First things first: If you don't own a Roku TV -- a Roku-powered model from the likes of TCL, Insignia or Sharp -- don't even consider buying the Roku TV Wireless Speakers. They simply won't work. At all. Even if you have a Roku streamer.
Plenty of people do own a Roku TV, however. The smart TV platform is growing its market share every year -- three of the top five best-selling TVs on Amazon are TCL Rokus, for example. And if you have one of them, the company's new wireless speakers offer a painless way to improve audio quality.
Dialog sounds better than you'll ever get from your Roku TV's built-in speakers, and music has much more snap. Since this is a pair of actual stereo speakers, the image is wider and more involving than a sound bar. So getting these instead of a good sound bar must be a no-brainer right? Not exactly.

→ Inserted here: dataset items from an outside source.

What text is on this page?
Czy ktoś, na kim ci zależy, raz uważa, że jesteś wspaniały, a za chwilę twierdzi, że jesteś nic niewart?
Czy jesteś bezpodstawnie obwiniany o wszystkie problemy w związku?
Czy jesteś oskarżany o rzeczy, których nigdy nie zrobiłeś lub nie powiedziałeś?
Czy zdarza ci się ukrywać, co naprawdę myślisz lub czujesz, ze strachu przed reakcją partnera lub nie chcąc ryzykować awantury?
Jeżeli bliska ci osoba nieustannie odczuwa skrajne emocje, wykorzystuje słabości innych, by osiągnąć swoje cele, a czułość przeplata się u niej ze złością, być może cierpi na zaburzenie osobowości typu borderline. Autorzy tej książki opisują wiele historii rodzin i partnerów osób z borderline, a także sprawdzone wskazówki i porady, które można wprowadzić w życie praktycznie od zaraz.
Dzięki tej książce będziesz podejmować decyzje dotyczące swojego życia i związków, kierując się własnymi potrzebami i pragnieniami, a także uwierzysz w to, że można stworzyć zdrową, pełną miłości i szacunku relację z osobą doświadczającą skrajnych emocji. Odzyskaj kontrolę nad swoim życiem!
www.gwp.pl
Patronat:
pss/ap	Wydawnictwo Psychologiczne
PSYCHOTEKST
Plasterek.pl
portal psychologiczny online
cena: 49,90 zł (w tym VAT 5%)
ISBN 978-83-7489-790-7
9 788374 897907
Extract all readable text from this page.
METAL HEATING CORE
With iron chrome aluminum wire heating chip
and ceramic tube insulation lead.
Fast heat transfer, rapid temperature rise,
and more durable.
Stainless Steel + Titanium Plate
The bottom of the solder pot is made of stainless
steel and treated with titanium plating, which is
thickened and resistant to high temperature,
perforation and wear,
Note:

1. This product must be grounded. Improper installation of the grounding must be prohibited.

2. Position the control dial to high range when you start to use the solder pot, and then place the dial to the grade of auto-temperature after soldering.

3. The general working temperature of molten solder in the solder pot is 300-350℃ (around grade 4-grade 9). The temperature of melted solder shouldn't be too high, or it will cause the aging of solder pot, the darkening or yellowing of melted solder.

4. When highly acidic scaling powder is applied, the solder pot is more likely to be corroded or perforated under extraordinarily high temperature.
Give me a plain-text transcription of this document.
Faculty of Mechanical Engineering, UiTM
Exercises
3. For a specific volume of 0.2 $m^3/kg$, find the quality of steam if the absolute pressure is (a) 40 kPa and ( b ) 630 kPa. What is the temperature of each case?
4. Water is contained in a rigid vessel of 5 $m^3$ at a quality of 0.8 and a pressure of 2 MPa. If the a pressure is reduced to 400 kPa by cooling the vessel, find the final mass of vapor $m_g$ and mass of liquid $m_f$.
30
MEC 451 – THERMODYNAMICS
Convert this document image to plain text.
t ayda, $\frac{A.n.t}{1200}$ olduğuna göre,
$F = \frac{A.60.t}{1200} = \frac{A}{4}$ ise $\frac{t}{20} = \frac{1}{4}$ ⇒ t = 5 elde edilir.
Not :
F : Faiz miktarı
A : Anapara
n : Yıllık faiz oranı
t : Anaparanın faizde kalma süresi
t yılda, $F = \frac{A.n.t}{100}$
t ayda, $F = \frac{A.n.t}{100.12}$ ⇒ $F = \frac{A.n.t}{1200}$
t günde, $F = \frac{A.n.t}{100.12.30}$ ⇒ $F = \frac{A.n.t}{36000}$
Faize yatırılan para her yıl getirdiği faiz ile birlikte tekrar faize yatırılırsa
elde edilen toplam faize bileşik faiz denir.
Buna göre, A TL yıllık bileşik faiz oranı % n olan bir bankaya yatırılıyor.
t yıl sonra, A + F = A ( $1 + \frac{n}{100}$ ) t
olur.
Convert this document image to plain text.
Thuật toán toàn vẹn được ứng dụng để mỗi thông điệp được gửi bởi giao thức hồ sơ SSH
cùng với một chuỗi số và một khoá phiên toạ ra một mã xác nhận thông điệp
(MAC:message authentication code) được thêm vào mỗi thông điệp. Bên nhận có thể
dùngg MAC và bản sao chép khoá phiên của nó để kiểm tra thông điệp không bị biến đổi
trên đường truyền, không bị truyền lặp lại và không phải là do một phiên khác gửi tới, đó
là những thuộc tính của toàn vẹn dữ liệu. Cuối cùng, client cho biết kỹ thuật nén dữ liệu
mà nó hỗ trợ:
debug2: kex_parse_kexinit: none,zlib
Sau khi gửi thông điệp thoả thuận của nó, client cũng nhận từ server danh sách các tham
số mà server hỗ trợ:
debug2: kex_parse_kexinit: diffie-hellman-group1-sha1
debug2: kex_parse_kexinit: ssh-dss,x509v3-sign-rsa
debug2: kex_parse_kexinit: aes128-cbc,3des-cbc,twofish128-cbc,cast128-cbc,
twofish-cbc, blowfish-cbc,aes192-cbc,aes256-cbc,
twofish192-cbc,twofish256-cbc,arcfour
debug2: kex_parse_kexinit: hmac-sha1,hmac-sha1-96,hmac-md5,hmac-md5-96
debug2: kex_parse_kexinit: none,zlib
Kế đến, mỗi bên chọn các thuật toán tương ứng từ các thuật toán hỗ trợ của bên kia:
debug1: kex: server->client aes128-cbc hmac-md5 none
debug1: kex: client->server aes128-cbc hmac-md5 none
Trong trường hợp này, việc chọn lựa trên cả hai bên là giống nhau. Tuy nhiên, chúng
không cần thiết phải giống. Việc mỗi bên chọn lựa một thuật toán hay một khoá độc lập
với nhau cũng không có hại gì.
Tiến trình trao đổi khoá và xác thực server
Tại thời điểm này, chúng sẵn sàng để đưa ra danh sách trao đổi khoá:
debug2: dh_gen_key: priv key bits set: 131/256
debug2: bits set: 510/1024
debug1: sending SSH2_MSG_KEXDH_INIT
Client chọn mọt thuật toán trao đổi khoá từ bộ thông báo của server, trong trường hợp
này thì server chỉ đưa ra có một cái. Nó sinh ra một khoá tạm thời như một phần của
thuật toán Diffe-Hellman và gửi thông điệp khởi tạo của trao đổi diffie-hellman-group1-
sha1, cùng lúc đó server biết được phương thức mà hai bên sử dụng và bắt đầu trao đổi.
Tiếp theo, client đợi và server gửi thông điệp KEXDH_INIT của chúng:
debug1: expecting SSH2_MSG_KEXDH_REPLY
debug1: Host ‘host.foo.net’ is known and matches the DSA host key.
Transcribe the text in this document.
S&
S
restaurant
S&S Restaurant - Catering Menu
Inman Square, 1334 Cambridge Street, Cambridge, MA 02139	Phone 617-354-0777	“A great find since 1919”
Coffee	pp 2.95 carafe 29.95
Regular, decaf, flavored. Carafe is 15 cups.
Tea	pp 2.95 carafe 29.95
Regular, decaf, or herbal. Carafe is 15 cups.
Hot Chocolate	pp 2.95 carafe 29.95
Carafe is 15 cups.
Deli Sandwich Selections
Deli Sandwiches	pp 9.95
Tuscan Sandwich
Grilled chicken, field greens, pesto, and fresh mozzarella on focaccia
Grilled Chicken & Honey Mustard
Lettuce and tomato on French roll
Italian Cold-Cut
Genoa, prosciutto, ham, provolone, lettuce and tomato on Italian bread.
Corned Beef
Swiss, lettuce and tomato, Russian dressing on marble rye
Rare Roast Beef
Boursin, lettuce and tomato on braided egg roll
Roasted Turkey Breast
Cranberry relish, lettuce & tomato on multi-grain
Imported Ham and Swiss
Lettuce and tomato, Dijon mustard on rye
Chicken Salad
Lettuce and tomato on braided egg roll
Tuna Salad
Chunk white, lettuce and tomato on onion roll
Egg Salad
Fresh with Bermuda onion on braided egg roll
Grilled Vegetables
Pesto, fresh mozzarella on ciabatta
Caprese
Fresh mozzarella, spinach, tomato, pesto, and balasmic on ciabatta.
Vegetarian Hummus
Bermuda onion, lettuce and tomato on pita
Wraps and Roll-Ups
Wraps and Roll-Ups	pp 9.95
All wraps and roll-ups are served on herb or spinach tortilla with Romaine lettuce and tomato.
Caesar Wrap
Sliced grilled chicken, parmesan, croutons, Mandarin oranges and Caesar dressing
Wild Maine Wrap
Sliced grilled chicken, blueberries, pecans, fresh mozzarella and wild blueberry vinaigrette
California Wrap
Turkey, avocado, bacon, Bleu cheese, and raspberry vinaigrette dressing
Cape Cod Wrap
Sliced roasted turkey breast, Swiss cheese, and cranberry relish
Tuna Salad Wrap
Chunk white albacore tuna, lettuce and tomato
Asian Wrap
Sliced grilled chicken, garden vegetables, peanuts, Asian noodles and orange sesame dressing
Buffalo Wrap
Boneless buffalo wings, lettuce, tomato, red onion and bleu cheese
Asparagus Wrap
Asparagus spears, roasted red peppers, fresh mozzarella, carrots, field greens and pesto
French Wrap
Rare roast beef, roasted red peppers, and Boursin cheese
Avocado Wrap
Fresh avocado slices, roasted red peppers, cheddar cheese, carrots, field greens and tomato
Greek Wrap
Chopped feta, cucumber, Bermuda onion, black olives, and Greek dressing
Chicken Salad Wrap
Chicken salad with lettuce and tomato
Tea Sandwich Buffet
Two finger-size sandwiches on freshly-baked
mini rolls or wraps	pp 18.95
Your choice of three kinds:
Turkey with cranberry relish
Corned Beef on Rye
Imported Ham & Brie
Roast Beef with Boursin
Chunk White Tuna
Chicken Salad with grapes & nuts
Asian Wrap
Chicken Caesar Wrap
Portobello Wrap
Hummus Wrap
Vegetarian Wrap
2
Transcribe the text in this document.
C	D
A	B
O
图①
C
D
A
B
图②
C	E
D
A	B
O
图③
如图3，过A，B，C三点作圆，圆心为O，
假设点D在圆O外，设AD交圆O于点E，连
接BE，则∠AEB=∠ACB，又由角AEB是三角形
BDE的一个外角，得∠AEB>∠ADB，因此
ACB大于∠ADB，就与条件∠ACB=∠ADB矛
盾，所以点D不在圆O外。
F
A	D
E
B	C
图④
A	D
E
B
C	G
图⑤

If movies and TV are your thing, a sound bar -- especially one with a wireless sub -- will still sound better. The Roku speakers' Achilles' heel is bass response, and action movies are particularly affected with a flattened performance compared to a bar like the crazy-cheap. This bass-shyness can also impinge on rock and electronic music, but overall the speakers still beat a bar for music, thanks to that wider separation.
The Roku wireless speakers are not the sound bar killer I hoped for, but they are articulate, ridiculously easy to set up, and ideal for music-loving Roku TV owners.
Basic voice via two remotes
Roku announced its newest multiroom system -- Roku Connect -- at CES 2018. The announced may as well be vaporware, and Roku's first speakers don't even bear the "Connect" badge. But these speakers are already different from every other multiroom speaker in that they're TV-based, and use the streaming apps and audio on a Roku TV rather than on your phone.
I guess you could call these $200 stereo speakers "smart" because you can operate them via voice. But you can't just talk out loud like you would with an Alexa or Google Assistant speaker ("Hey, Roku"). Instead you'll speak into one of the included remote controls.
The company includes the tabletop Touch remote and an updated version of your regular Roku TV controller, and both have a microphone button. The Roku Touch remote, available for $30 by itself, is weird. Physically it reminded me of a more fully featured version of an Amazon dash button. It's got a bunch of controls to command the speakers and TV, the most useful being the volume and the TV power control. The two shortcut buttons aren't used to keep "favorites" as you might expect, but "favorite voice searches." In my experience it doesn't work that well for any but the most rudimentary of searches.
Roku says the second clicker is designed to be used around the house, outside the living room, and it is useful to be able to turn off the TV from across the house. Its voice button is touch-to-talk and the mic is designed to pick up your voice from a tabletop, rather than requiring you to hold it up to your mouth.
Does the TV need to be on to use this speaker for music? Yes and no. If you use Bluetooth, then no, but I found if I used Spotify Connect the TV would come on automatically. Roku says activating Fast TV Start should prevent the screen from coming on and you can press the star button to turn the screen off if unneeded.
Voice options and search are restricted to entertainment, just like other Roku devices. You can ask for video content from the main Roku channels or music via iHeartRadio, Pandora and TuneIn by voice. I found that the microphone can only be used for the most basic searches such as artist radio, as often requesting individual tracks didn't work. With the latest update the speakers and TV are now also Spotify Connect compatible.